By Harry McCracken | Monday, April 5, 2010 at 1:10 pm
The iPad reviews continue to roll in, and while most are extremely favorable–here are Engadget and Macworld–there are certainly voices of dissent out there. Dave Winer agrees with Cory Doctorow that it’s a toy. And Paul Thurrott, disappointed by the non-widescreen design, lack of cameras, and weight of the thing, says that folks who think the iPad is a game-changer are tools.
Is the iPad a game changer? It looks that way to me. But I already know that products don’t have to be perfect to be landmarks. The original Mac, for instance, was so short on RAM that it was barely usable for everyday tasks. The first iPhone was a 2G phone that arrived when there were plenty of good 3G phones out there. But does anyone out there want to make the case that they weren’t game-changers?

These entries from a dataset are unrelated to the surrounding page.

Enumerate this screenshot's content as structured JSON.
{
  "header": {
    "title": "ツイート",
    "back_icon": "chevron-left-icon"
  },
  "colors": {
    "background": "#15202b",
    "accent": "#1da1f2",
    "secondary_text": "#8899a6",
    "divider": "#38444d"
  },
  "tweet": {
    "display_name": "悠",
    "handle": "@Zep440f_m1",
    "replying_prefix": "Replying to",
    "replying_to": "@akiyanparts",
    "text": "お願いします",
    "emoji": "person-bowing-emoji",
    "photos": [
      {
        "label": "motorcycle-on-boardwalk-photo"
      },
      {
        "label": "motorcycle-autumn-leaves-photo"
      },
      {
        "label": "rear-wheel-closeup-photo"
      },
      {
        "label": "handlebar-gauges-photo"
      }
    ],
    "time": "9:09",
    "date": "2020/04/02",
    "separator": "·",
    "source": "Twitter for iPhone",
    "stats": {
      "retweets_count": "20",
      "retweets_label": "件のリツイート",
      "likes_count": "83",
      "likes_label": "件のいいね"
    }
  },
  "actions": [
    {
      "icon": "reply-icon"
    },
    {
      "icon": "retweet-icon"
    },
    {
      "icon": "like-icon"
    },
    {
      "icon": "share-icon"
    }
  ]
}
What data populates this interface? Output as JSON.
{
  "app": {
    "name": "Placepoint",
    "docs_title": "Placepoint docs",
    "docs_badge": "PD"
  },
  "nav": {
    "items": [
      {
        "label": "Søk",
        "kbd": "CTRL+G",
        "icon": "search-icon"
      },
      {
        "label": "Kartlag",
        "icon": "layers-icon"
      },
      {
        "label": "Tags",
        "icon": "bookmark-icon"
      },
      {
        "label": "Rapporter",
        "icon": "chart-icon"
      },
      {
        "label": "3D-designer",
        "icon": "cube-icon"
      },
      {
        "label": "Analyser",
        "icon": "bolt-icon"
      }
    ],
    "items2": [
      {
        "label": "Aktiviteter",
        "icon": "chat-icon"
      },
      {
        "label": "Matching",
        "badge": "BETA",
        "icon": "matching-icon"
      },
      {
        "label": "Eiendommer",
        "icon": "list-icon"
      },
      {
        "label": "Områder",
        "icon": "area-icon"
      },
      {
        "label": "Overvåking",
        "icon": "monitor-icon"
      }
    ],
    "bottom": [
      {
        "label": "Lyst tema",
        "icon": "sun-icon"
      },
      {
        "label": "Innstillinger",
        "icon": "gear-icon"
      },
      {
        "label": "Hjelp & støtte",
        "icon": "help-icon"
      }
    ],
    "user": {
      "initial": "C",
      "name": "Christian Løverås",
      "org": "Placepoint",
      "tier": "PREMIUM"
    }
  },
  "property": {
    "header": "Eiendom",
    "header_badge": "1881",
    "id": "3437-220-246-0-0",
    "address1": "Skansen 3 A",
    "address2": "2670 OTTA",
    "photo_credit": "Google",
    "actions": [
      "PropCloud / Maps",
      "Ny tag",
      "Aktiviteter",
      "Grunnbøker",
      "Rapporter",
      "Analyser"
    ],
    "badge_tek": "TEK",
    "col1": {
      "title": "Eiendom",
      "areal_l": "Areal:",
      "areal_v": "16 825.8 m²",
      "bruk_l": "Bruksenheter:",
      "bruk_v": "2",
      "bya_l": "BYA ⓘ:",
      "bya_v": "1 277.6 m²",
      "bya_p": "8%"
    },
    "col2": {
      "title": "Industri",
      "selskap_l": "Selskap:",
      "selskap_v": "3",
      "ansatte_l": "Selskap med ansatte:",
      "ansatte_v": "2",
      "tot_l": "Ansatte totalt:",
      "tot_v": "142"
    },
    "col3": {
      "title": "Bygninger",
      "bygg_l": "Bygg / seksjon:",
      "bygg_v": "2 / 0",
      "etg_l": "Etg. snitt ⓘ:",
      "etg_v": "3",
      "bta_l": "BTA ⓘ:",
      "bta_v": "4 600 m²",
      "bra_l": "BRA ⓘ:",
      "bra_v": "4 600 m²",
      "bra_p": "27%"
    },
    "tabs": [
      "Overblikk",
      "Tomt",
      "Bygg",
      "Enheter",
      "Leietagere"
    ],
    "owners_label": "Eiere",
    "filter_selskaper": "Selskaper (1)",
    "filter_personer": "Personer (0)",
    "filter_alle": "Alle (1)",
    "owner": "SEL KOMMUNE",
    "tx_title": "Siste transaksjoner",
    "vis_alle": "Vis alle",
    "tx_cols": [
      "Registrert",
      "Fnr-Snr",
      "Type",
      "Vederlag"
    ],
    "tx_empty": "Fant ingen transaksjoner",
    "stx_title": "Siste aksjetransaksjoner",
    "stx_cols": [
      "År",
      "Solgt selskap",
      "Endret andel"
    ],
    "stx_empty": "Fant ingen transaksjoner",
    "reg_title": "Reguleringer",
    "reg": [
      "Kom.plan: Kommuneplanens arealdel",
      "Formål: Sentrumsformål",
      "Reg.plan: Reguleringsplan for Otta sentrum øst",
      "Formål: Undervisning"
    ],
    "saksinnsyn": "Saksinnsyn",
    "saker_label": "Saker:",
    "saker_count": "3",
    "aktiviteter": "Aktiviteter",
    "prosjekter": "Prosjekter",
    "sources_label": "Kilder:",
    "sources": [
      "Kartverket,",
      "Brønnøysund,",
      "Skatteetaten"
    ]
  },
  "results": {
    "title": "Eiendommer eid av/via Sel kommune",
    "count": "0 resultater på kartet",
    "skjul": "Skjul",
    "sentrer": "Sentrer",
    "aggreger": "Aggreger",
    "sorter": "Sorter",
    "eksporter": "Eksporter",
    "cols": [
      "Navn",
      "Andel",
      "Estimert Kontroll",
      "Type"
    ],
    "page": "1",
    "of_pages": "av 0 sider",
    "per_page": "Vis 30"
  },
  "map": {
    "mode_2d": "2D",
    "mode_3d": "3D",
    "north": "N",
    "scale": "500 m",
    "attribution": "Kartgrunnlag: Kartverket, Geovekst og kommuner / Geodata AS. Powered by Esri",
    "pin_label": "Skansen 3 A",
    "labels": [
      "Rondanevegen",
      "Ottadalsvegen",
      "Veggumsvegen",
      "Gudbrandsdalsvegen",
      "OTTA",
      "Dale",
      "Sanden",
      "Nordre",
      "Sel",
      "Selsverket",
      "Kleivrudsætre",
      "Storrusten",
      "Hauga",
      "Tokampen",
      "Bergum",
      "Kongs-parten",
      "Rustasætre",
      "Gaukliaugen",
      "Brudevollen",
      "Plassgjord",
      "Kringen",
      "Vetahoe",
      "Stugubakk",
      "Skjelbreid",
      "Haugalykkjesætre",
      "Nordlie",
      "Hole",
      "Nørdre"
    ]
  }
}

In both cases, the products’ deficiencies didn’t matter, because the things that were right–especially the software–were brilliantly right. And within a year or so, Apple followed up with upgraded versions that fixed the biggest issues.
Would a widescreen iPad with two cameras and less heft be more appealing than the machine Apple released on Saturday? You betcha. Will there be tablets from other companies with wider screens, cameras, and weight? Sure–but it’s rare that any product becomes a breakthrough via impressive specs alone.
Before Saturday, when people asked me how important the iPad was going to be, I told them to judge it not by the sum of the device that Apple released this week. iPad is a platform, and platforms are processes–so if you’re trying to figure out if iPad is a big deal, envision the one that Apple will release a year from now. Then decide.